Targeting the PI3K/STAT3 axis modulates age-related differences in macrophage phenotype in rats with myocardial infarction.

Abstract

Ageing is associated with impaired repair mechanisms in cardiovascular diseases. Macrophages contribute to cardiac fibrosis after myocardial infarction (MI). The phosphatidyl‐inositol‐3‐kinase (PI3K) pathway has been shown to play a role in cardiac remodelling after MI. It remained unclear whether n‐butylidenephthalide, a major component of Angelica sinensis, can attenuate cardiac fibrosis by regulating the PI3K/signal transducer and activator of transcription 3 (STAT3)‐mediated macrophage phenotypes in ageing rats after MI. Twenty‐four hours after ligation of the left anterior descending artery, young (2‐month‐old) and ageing (18‐month‐old) male Wistar rats were treated with either vehicle or n‐butylidenephthalide for 4 weeks. There were similar infarct sizes in both age groups. Compared with young rats, ageing rats exhibited significant increased cardiac fibrosis after MI, which can be attenuated after administering n‐butylidenephthalide. MI was associated with decreased activities of PI3K and STAT3 in ageing rats compared with young rats.

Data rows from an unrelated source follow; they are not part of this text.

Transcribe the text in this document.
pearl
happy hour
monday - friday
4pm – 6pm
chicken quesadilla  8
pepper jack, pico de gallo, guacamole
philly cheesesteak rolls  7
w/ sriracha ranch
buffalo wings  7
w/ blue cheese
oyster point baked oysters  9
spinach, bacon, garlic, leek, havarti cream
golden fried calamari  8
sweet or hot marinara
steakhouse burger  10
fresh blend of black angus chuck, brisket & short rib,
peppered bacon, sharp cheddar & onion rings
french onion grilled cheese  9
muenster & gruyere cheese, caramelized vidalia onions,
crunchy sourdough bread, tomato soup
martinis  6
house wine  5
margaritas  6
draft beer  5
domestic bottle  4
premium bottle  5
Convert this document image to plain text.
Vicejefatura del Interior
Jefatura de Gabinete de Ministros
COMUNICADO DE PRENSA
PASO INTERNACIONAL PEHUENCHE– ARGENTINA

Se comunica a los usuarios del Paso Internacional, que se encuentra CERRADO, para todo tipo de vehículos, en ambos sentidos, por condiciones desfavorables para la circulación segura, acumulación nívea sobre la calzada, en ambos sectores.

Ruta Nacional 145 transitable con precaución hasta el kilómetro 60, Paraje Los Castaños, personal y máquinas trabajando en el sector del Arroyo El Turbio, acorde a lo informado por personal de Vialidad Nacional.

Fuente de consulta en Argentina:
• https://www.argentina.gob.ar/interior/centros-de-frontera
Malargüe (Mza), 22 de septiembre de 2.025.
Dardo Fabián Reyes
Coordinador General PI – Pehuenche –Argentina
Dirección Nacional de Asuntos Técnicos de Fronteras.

In both age groups, n‐butylidenephthalide effectively provided a significant increase of STAT3 phosphorylation, STAT3 activity, STAT3 nuclear translocation, myocardial IL‐10 levels and the percentage of M2c macrophage and a decrease of myofibroblast infiltration. The effects of n‐butylidenephthalide on increased IL‐10 levels were reversed by LY294002 or S3I‐201. Furthermore, LY294002 abolished the STAT3 phosphorylation, whereas PI3K activity was not affected following the inhibition of STAT3. In conclusions, the host environment is responsible for ageing‐related myofibroblast dysregulation in response to MI which can be improved by administering n‐butylidenephthalide via macrophage differentiation towards M2 phenotype by targeting the PI3K/STAT3 axis.